SHANGHAI (Reuters) - Tesla (NASDAQ:TSLA) Inc has restored weekly output at its Shanghai plant to nearly 70% of the level which it had operated at before the city's COVID-19 lockdown, according to two people familiar with the matter.
The U.S. automaker, which added a second shift of workers in the middle of last week, is expected to increase output further this week, said the people, who declined to be named as the matter is private.
Tesla did not immediately respond to a request for comment.
Bringing production back to pre-lockdown levels has been a challenge for Tesla at the Shanghai plant, known as Gigafactory 3, amid the ongoing lockdown of the Chinese economic hub which forced the factory to shut for 22 days.
While the city government had given Tesla significant help to reopen, the company had battled numerous obstacles such as insufficient workers as well as logistics problems that impacted the supplies of parts, including wire harnesses.
This forced it on many occasions to delay plans to reopen or increase output and even halt most of its production at the plant at one point.
After reopening on April 19, the Tesla factory produced 10,757 vehicles by the end of April, selling 1,512 of them, data released by the China Passenger Car Association showed.

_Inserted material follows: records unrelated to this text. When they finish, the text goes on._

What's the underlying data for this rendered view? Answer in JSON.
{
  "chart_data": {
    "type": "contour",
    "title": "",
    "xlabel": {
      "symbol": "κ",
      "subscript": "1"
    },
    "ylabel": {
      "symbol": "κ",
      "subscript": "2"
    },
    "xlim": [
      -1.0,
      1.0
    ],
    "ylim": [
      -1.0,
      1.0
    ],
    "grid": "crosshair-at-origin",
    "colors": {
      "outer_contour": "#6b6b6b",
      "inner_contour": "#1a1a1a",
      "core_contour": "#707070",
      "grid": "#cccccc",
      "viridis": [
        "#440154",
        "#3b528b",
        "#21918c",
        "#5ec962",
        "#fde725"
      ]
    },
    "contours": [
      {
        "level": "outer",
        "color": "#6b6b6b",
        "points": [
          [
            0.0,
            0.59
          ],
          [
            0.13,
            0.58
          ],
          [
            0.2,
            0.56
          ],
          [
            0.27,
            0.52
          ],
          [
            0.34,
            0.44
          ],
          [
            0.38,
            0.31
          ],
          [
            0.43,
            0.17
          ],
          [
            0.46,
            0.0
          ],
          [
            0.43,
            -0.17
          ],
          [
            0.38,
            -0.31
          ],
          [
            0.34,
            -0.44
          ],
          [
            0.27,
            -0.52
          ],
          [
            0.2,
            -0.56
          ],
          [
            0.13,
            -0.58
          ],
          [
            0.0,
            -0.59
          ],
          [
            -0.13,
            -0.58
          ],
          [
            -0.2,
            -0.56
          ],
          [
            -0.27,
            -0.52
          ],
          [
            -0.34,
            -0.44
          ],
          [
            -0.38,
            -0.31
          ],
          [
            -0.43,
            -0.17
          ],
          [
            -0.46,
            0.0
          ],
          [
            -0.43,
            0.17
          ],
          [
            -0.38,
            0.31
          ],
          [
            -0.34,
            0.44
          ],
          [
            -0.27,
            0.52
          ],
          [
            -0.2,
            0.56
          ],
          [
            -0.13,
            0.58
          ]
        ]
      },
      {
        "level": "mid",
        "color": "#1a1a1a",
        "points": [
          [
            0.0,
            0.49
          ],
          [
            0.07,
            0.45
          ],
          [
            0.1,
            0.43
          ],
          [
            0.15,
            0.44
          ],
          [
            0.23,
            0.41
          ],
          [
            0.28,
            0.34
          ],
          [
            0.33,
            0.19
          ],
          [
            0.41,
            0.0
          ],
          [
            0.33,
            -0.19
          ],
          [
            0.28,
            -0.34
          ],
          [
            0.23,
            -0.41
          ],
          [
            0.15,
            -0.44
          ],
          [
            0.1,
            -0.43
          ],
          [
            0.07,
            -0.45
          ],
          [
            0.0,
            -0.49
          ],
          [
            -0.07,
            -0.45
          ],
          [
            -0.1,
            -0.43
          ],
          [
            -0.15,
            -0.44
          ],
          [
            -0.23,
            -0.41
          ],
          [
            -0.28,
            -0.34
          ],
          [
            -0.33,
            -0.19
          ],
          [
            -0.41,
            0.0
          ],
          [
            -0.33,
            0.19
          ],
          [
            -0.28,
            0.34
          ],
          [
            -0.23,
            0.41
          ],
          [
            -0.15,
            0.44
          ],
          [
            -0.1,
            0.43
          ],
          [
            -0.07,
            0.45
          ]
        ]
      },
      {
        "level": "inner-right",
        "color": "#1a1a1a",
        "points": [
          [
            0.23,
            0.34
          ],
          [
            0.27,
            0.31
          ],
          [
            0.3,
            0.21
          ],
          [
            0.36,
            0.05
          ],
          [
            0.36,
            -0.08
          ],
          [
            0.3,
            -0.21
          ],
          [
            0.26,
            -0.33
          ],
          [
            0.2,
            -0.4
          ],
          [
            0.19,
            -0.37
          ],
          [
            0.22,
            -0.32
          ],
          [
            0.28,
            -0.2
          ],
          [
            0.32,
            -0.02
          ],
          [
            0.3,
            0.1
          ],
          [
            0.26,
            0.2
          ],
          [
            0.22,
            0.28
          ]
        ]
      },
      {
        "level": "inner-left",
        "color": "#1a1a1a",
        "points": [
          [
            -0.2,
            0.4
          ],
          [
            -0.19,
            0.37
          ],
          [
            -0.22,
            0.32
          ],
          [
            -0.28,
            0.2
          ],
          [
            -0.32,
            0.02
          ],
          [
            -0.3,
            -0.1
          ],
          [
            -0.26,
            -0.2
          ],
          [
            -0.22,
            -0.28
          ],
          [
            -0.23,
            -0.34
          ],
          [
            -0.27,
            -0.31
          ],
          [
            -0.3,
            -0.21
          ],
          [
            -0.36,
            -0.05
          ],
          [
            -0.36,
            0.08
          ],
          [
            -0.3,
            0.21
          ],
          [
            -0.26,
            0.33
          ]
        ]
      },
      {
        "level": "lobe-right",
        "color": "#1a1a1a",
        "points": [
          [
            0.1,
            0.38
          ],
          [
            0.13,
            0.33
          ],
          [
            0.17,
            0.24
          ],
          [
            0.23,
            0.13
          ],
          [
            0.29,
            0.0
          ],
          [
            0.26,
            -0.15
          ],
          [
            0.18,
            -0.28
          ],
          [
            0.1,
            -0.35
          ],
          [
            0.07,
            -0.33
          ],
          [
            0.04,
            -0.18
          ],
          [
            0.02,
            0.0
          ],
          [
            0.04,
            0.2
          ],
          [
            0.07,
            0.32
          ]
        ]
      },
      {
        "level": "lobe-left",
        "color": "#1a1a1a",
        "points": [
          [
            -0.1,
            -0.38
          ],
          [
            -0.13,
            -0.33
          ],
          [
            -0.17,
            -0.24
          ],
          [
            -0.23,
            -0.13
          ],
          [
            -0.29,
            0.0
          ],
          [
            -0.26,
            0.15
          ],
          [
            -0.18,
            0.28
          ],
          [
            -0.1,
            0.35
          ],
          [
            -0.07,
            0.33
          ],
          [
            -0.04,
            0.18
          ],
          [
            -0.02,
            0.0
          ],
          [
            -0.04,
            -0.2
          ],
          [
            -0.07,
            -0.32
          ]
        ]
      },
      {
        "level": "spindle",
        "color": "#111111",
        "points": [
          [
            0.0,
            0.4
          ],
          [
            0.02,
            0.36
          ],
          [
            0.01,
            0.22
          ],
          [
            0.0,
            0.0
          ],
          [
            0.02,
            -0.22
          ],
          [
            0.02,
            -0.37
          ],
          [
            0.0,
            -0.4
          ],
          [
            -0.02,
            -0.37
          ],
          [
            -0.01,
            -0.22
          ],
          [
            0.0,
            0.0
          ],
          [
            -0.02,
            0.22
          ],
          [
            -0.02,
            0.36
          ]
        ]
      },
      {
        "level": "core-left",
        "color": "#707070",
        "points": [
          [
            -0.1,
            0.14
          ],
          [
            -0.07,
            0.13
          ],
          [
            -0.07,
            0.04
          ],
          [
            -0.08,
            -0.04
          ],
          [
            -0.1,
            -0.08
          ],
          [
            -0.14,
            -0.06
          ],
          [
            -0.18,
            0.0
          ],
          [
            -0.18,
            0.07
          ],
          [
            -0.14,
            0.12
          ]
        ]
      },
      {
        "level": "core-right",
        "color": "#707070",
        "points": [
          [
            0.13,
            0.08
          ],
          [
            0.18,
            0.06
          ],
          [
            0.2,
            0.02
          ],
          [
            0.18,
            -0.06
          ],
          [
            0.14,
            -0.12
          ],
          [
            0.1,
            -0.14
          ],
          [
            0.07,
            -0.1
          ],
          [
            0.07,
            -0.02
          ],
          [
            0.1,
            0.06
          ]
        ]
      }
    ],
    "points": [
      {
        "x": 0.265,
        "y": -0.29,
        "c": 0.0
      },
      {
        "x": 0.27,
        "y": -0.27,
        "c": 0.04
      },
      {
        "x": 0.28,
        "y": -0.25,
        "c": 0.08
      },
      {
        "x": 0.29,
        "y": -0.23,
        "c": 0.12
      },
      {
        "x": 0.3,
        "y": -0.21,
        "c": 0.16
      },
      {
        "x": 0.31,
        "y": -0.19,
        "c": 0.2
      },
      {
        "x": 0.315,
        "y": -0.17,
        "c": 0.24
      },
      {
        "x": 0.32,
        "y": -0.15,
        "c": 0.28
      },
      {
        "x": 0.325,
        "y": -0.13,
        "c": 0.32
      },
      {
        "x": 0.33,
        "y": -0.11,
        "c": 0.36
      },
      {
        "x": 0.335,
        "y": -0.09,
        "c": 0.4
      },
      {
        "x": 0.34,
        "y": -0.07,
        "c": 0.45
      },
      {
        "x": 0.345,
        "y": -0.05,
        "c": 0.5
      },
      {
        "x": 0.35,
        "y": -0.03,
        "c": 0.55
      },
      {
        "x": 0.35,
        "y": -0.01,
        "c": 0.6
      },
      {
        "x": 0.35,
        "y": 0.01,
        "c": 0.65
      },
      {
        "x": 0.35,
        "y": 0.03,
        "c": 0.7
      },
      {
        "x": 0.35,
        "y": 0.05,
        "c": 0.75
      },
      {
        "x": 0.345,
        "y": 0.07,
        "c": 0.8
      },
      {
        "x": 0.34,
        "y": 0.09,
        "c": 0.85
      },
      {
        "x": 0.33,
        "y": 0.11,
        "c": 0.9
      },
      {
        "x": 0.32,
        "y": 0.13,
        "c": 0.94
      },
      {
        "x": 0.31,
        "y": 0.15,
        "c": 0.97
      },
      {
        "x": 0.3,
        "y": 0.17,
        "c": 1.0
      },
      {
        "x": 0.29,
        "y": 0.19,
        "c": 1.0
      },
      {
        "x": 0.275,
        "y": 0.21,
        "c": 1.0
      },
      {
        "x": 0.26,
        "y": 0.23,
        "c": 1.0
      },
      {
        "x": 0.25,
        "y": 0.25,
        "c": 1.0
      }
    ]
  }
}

That compared to 65,814 cars sold in March and marked the lowest sales tally since April 2020, four months after the factory started delivering China-made cars.
Shanghai authorities will cancel many conditions for businesses to resume work from Wednesday, a city official said on Sunday, as it looks to start lifting city-wide lockdown that began some two months ago and will also introduce policies to support its battered economy.
Its efforts to spur consumption included adding 40,000 car ownership quotas for the year and subsidising people who exchange their old combustion engine vehicles for battery-powered electric cars.
The move came after Premier Li Keqiang held a key meeting last week during which he urged local authorities to take measures to spur economic growth in the second quarter and stem rising unemployment after the country's stringent zero-COVID movement restrictions disrupted production and damped consumption in many parts of the country.